La critique a été indulgente pour ce roman qui témoigne d'une indiscutable maîtrise de la langue. Toutefois, je suis plus réservé. Si Naufragé en terre ferme versait dans l'essai philosophique, non sans perspicacité, Frigerio fouille une autre veine dans ce livre. Il privilégie les descriptions physiques, tant des personnages que des décors néo-écossais. C'est peut-être une façon de rendre hommage aux maîtres du polar puisque le film noir (tout comme les auteurs comme Léo Malet) a beaucoup misé sur les atmosphères visuelles et les descriptions croquées en quelques lignes. Toutefois, le talent de Frigerio est trop anarchique et sa langue trop guindée pour avoir la concision et l'âpreté nécessaires. Quoique justes et bien frappés, ses exercices descriptifs ont plutôt tendance à ralentir la lecture et à faire décrocher le lecteur. Surtout qu'il ne nous convainc pas toujours de maîtriser sa matière. En page 111, Gaspard est payé en billets de 500 dollars — le hic, c'est que le Canada n'a pas émis de billets de 500 dollars depuis 1935 et qu'ils ne circulent plus (s'ils ont jamais circulé, la Banque du Canada indiquant qu'ils étaient destinés à des mouvements de devises administratifs et internes). En page 252, le narrateur donne une date erronée (1914) pour l'explosion de Halifax en décembre 1917 : pourtant, le texte souligne justement qu'il s'agit d'une date que tous les habitants de Halifax retiennent dès l'enfance. De telles erreurs pourraient passer pour des signes supplémentaires de l'étrange rapport à la réalité de Gaspard, mais elles signalent surtout l'impossibilité de faire cohabiter dans la même narration des observations insupportablement précises et des délires infiniment vaporeux.

Si j'avais retrouvé la Toronto que je connais dans le roman précédent de Frigerio, je reste dubitatif face à sa description de Halifax.
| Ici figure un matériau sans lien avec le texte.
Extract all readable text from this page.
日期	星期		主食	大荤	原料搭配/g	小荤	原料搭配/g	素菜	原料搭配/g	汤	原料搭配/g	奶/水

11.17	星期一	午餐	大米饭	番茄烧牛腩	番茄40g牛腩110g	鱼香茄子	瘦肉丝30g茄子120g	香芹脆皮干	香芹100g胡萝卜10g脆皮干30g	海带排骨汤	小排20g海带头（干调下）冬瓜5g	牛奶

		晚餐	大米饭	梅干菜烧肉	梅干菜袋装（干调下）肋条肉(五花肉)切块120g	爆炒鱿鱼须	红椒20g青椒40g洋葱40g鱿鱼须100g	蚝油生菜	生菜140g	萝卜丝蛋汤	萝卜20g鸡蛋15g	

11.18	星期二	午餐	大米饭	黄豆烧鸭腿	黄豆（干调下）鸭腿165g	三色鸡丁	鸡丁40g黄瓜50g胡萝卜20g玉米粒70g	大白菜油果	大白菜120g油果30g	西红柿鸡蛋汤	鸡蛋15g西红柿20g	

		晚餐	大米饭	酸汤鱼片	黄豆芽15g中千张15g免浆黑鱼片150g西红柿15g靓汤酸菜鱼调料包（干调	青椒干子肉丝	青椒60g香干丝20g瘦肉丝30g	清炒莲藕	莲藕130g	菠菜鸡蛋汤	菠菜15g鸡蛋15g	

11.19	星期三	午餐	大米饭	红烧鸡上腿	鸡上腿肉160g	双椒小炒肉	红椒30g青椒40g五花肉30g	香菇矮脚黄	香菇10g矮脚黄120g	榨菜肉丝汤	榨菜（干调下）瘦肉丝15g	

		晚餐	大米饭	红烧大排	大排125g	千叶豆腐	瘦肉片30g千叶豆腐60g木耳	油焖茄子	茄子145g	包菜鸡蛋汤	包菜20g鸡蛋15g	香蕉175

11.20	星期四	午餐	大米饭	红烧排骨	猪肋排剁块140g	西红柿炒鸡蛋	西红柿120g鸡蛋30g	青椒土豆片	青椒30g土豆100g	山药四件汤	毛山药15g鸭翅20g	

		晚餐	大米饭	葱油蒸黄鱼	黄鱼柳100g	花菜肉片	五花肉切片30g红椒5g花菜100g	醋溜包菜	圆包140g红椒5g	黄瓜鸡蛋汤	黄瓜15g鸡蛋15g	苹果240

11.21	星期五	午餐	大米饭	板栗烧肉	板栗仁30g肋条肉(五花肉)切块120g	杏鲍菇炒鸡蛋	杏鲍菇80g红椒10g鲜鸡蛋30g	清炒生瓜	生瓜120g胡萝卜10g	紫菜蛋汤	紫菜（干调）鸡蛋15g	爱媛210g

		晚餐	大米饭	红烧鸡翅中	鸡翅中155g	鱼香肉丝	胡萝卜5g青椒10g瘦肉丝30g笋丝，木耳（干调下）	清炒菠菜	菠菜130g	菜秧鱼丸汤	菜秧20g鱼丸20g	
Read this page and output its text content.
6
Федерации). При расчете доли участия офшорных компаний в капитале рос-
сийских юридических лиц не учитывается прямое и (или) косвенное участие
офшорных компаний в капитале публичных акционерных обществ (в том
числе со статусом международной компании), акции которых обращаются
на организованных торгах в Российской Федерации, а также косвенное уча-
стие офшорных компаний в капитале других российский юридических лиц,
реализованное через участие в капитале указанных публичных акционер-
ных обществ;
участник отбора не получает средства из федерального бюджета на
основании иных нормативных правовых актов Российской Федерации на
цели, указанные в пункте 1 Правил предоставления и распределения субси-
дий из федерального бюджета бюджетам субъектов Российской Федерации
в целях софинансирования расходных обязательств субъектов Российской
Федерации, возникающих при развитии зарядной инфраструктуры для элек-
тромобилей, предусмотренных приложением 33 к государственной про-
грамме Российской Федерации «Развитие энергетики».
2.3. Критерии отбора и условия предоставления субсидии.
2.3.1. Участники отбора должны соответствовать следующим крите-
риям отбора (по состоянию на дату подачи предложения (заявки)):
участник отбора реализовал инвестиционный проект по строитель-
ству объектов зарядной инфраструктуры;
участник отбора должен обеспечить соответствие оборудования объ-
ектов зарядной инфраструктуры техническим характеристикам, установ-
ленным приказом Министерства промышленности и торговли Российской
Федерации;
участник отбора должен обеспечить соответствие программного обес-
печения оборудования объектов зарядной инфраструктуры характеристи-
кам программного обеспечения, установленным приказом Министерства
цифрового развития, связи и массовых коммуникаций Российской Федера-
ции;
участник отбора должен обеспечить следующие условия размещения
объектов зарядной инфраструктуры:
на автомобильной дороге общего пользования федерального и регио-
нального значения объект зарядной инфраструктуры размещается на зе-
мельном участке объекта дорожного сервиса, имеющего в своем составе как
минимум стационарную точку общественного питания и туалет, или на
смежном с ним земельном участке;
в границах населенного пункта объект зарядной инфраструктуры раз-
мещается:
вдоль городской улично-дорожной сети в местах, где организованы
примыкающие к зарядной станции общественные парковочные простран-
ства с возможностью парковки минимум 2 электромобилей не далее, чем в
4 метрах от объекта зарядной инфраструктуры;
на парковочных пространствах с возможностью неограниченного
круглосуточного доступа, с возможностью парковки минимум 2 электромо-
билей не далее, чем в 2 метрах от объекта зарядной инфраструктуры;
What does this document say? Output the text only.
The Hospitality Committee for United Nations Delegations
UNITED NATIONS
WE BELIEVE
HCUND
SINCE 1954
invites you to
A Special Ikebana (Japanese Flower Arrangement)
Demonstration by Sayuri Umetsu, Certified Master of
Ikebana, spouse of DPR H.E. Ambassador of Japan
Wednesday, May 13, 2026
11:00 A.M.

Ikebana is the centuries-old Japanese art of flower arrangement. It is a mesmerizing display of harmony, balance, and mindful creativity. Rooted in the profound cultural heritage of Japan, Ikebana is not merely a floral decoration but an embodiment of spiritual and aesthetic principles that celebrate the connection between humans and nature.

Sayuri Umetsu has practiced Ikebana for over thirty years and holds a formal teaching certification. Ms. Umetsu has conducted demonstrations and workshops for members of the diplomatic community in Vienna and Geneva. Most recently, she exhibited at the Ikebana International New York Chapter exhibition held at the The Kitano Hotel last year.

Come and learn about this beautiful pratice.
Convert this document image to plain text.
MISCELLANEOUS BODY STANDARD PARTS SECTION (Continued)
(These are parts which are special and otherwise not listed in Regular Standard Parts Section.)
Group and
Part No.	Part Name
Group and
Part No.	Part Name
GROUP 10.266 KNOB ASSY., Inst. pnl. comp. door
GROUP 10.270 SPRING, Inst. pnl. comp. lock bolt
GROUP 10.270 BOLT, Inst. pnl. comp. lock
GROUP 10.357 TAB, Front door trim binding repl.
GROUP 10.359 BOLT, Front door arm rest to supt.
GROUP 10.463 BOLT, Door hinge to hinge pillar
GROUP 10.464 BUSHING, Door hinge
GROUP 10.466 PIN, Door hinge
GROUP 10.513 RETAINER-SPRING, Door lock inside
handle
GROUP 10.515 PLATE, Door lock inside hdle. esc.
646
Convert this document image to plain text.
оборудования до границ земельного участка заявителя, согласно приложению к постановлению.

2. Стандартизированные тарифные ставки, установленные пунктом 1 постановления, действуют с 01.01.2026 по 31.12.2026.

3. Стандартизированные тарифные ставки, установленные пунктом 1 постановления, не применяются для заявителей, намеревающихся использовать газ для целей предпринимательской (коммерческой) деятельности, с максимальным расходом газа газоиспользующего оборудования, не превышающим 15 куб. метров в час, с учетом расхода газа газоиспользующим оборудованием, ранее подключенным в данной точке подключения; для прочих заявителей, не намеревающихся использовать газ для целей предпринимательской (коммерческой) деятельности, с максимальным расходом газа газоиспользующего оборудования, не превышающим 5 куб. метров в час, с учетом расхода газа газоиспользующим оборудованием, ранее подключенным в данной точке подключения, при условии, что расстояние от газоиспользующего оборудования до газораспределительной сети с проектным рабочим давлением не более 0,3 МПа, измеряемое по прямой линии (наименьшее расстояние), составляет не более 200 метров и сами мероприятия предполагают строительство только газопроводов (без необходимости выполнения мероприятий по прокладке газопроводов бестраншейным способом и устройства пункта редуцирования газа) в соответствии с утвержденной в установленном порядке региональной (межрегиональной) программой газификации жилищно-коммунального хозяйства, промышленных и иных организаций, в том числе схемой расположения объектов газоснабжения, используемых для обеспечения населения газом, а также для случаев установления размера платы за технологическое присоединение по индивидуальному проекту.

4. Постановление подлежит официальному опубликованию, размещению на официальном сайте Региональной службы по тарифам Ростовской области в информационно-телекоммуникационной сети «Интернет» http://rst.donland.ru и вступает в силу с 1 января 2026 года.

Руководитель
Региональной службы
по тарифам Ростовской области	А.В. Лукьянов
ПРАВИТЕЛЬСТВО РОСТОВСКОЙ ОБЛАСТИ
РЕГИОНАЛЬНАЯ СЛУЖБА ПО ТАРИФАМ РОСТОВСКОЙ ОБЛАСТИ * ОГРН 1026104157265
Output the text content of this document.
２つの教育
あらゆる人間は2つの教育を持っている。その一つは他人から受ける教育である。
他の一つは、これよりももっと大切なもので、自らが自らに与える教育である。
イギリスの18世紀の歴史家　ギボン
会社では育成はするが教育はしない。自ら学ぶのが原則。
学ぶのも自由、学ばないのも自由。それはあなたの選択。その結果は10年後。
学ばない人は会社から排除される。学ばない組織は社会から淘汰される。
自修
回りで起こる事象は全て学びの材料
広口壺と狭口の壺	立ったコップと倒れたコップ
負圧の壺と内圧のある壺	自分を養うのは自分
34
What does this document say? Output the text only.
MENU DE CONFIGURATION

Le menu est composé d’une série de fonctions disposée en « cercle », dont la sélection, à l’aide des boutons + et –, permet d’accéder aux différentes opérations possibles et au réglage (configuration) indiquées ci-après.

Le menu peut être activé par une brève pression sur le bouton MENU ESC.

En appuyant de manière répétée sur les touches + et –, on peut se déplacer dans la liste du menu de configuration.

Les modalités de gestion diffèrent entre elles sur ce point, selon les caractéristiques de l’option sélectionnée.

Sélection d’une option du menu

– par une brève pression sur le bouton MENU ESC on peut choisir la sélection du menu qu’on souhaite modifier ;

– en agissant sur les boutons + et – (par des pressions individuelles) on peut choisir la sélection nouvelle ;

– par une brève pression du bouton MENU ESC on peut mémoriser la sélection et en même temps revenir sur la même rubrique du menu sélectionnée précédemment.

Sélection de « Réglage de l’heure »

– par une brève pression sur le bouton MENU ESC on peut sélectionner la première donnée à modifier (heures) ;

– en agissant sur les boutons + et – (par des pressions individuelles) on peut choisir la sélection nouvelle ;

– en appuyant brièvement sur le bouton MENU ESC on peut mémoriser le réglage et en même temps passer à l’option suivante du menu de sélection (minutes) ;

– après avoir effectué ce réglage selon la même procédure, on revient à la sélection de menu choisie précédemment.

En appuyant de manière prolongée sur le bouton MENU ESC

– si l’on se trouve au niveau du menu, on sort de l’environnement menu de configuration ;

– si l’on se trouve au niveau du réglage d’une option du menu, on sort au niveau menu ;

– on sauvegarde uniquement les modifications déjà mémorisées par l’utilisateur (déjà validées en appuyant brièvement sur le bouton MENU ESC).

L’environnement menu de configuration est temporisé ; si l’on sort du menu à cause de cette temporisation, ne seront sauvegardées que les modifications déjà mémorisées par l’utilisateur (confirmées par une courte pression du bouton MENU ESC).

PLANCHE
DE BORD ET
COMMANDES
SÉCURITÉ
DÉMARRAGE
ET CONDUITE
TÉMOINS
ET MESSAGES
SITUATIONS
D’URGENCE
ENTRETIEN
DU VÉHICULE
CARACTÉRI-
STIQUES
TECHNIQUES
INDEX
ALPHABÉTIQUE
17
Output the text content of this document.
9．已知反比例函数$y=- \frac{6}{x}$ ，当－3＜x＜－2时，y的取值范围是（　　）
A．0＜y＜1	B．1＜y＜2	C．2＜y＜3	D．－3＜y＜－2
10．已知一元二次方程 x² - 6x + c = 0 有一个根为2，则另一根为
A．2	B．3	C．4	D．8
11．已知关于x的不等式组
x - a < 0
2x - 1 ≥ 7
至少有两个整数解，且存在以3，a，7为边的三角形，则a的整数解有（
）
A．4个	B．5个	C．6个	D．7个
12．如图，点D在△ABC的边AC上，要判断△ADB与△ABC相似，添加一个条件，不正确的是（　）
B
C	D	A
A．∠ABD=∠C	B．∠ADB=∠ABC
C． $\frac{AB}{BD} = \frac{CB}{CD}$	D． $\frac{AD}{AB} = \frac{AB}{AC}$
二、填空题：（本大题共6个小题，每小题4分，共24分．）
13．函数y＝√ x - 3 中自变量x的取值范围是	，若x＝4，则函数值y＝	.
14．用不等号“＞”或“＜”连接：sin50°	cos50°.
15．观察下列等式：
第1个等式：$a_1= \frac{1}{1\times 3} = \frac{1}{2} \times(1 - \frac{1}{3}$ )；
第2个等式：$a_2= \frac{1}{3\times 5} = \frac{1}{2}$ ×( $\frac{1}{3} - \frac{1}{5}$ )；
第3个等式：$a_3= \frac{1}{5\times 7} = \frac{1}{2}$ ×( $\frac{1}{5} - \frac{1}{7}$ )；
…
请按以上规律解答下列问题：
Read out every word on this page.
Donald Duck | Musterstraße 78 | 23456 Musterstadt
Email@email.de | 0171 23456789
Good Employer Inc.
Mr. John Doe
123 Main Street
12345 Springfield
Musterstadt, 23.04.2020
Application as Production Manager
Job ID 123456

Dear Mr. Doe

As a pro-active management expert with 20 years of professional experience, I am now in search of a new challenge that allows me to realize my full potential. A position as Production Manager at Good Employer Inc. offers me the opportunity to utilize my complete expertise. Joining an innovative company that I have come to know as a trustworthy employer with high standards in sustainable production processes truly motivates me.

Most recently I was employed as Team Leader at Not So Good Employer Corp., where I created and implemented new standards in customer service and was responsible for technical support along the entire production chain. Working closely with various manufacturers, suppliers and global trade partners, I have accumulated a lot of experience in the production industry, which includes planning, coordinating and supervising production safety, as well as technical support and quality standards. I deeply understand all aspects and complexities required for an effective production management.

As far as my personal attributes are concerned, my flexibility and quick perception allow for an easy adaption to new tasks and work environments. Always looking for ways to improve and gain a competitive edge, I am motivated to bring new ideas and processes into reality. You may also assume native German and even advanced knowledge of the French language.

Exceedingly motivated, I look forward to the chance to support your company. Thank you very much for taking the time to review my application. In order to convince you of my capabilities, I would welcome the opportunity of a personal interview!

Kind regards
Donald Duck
On sent trop le point de vue de l'étranger qui débarque, qui n'arrive pas à se faire comprendre quand son accent se met en travers et qui considère tout ce qui l'entoure avec un regard purement anthropologique, sans arriver à entrer un tant soit peu dans la vie des gens. Certes, le décalage que je perçois est une fonction aussi de la personnalité composite et imaginaire que j'attribue à cette ville parce que je l'ai visitée il y a des années et parce que je connais un peu son histoire. Mais la sympathie, quel qu'en soit le moteur, est parfois le meilleur moyen de s'ouvrir à une ville et d'en faire sentir la réalité à d'autres...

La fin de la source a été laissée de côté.